Analysis: The deduction claimed by a selling dealer under section 4(2)(a)(v) depended on the furnishing of a true declaration in the prescribed form by the purchasing registered dealer. The statutory scheme of the Act was not limited to levy alone but extended to collection and recovery of tax, and the rule-making power under section 71(1), read with section 71(2)(b) and the residuary clause in section 71(2)(s), was wide enough to prescribe the form, authority, manner, time, and conditions for issue of declaration forms. The impugned rule operated as a safeguard against evasion and did not take away any express right conferred by the Act.
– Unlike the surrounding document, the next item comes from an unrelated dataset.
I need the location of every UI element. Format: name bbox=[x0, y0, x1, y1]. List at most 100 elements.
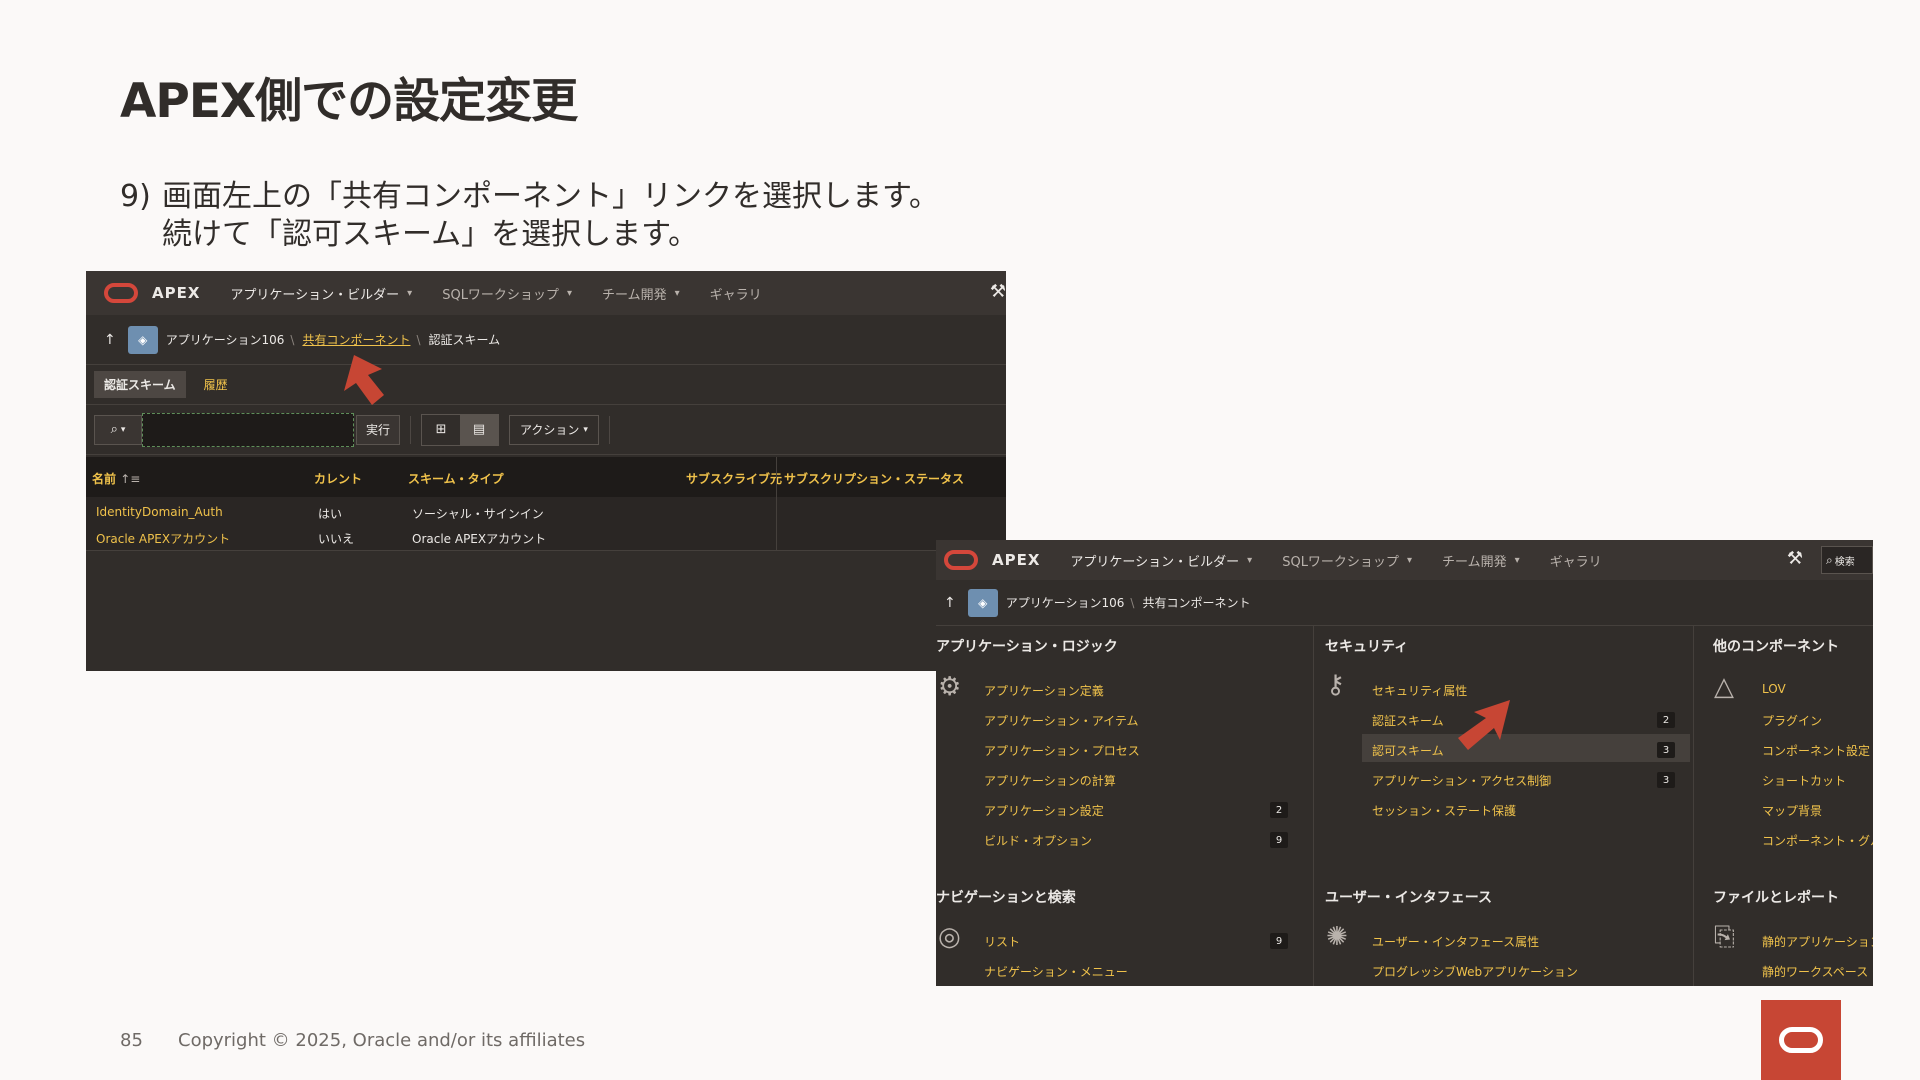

The Court held that the selling dealer's entitlement to deduction was conditional and that, where the ST-1 form was unavailable for reasons attributable to the purchasing dealer's default, the tax could not be denied to the State.
Conclusion: The rule and the amended proviso were upheld as intra vires the Act, and the challenge to their validity failed.
Final Conclusion: The statutory scheme allowing deduction on sales to registered dealers was held to be conditional upon production of the prescribed declaration form, and the rule-making provisions were construed broadly to permit safeguards for recovery and prevention of tax evasion.
Ratio Decidendi: Where the parent taxing statute empowers rules to be made for carrying out its purposes, the rule-making authority may prescribe reasonable procedural safeguards and conditions for availing a deduction, including measures to prevent tax evasion, so long as the rules do not contradict an express prohibition in the Act.